J’étais profondément écœuré et je le lui laissai voir.

« Vous n’avez pas le droit de prendre un cobaye humain pour cette expérience-là, qu’il soit volontaire ou pas. Si vous en avez trouvé un, vous n’en aurez jamais d’autre ; il ne peut pas y avoir deux individus cinglés à ce point-là.

— Ça se peut, reconnut-il. Mais je ne tiens toujours pas à utiliser celui que j’ai. Cet entretien a une importance primordiale, mon petit. Nous nous battons contre un adversaire sur lequel nous manquons totalement de renseignements. Nous ne le connaissons même pas. Nous ne pouvons pas négocier, nous ne savons ni d’où il vient ni quels sont ses mobiles. Or il faut que nous découvrions tout cela ; notre existence en dépend. La seule façon que nous ayons de parler à ces créatures, c’est de prendre un homme comme intermédiaire. C’est ce que nous ferons. Mais je cherche encore le volontaire idéal.
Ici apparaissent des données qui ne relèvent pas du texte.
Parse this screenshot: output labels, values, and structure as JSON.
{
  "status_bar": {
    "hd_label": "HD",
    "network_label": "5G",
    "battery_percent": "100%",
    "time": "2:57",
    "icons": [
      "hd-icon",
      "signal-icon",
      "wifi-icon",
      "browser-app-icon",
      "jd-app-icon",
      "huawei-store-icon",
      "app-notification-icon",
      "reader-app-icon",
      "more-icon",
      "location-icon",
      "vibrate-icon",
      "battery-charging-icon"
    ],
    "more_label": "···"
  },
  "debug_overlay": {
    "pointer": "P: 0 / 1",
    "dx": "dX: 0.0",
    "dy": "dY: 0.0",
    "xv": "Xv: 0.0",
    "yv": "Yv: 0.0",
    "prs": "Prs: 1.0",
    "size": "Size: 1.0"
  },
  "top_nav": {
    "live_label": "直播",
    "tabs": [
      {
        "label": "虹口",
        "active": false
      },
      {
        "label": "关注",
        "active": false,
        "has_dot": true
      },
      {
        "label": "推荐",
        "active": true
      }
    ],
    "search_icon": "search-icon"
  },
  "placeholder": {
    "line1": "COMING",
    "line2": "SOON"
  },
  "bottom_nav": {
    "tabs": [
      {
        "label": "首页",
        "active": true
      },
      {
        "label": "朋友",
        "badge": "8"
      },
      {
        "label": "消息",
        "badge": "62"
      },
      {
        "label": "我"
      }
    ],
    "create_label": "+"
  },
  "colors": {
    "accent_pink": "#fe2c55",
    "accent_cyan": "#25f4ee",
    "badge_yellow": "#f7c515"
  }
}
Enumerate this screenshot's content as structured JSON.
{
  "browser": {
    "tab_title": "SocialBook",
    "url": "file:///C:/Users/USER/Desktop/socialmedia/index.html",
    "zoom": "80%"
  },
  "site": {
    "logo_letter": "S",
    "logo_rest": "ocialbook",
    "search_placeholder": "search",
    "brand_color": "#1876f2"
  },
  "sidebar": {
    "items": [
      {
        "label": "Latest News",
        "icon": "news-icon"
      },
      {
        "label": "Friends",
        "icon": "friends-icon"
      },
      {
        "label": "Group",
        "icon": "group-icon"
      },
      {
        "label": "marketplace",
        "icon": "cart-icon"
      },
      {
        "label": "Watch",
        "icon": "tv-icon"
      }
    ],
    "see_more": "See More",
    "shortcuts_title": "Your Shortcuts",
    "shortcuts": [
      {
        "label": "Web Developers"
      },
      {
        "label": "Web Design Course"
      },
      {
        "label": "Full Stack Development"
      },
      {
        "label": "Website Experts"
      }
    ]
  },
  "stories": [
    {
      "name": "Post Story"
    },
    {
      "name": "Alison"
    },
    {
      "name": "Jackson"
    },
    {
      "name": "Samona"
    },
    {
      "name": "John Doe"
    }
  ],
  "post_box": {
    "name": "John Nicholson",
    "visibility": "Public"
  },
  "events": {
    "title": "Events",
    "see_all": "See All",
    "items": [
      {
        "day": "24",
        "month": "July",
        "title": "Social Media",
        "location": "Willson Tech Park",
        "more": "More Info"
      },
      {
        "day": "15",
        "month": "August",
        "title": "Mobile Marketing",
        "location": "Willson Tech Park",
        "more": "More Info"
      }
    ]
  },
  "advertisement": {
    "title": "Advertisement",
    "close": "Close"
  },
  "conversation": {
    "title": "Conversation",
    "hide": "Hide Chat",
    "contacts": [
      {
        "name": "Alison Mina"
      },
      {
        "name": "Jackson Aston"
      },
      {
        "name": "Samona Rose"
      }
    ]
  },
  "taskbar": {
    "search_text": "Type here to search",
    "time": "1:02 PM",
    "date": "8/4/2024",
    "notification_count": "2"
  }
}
— Ne vous adressez pas à moi !

— C’est pourtant ce que je compte faire. »

Ma réponse avait été une plaisanterie. La sienne me pétrifia.

« Vous êtes fou ! parvins-je à balbutier. J’aurais dû le tuer quand j’avais votre pistolet en main. Si j’avais connu vos intentions, je l’aurais fait. Mais quant à être volontaire pour vous laisser me mettre cette chose sur… Non, merci ! Je suis déjà passé par là.

— Je ne peux pas prendre n’importe qui, continua-t-il patiemment comme s’il ne m’avait pas entendu. Il me faut un homme capable de tenir le coup… Jarvis n’était ni assez équilibré, ni assez costaud. Toi, nous savons que tu l’es.

— Moi ? Tout ce que vous savez c’est que j’en ai réchappé une fois. Je… je ne pourrais pas supporter une deuxième expérience.

— En tout cas, répliqua-t-il avec le plus grand calme, tu as moins de chances qu’un autre d’y rester. Tu as déjà subi l’épreuve du feu. Avec un autre sujet, je cours plus de risques de perdre un agent.